Their argument was that racial differences in incentives for particular purchases may account for consumption differences, but they also feel that there is a deeper explanation as to why people from a lower social status tend to spend more money than in comparison to wealthier people.

The theorists would prefer to use the model of conspicuous consumptions to better explain what is happening in this situation. This model will emphasize instead that status seeking as a means of a reflection of one’s household’s economic position relative to that reference group. This basically means that people from lower class families may want to purchase more expensive items to pass as being a member of a middle or upper class family.

In this essay I have discussed the most common types of passing which include but are not limited to: ability, racial, gender, and social class.

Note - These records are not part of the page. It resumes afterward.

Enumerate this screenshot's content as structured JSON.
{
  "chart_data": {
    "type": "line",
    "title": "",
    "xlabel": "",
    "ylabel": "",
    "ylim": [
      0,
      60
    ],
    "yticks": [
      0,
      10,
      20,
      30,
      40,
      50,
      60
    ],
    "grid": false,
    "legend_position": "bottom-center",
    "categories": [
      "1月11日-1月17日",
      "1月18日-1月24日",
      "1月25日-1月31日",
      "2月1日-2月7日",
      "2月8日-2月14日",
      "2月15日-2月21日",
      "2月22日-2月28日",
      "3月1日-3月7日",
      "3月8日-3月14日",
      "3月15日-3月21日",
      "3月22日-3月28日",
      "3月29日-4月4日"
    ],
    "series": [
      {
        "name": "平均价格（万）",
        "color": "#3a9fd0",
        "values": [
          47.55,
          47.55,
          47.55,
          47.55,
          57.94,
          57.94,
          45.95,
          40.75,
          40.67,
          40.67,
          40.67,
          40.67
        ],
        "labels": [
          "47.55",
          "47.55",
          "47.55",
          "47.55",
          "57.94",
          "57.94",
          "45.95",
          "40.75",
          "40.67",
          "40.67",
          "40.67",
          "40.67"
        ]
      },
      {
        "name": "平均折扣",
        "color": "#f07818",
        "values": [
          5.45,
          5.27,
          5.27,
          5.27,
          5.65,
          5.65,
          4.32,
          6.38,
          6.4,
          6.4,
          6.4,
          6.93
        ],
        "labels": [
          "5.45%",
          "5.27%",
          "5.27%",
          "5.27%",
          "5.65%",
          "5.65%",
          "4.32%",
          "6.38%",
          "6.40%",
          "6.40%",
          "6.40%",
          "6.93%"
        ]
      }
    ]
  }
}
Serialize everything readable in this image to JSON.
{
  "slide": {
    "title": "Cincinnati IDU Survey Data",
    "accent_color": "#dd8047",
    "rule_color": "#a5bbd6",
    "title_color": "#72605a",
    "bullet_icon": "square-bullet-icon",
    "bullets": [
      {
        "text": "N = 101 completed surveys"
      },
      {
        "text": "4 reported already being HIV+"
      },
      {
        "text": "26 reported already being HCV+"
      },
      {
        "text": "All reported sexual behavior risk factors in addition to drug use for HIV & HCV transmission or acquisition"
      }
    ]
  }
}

From doing research on this topic, I have come to the conclusion that many humans, if not all humans have come to a point in their lives where they had to try to pass in a certain situation in order to be accepted. Many would like to believe that they have a single personality that they reveal to the world but in reality, depending on the setting we have to alter our appearances or personalities so that we can try not to be subject to the stereotypes others form about us.


Charles, Kerwin Kofi, Erik Hurst, and Nikolai Roussanov. “Conspicuous Consumption and Race” 2007.

Kulii, Threatt, Ann E. Reuman, and Ann Trapasso. “Audre Lord’s Life and Career” Modern American Poetry. 2008.

Lorde, Audre. The Cancer Journals. San Francisco: Aunt Lute Books, 1997.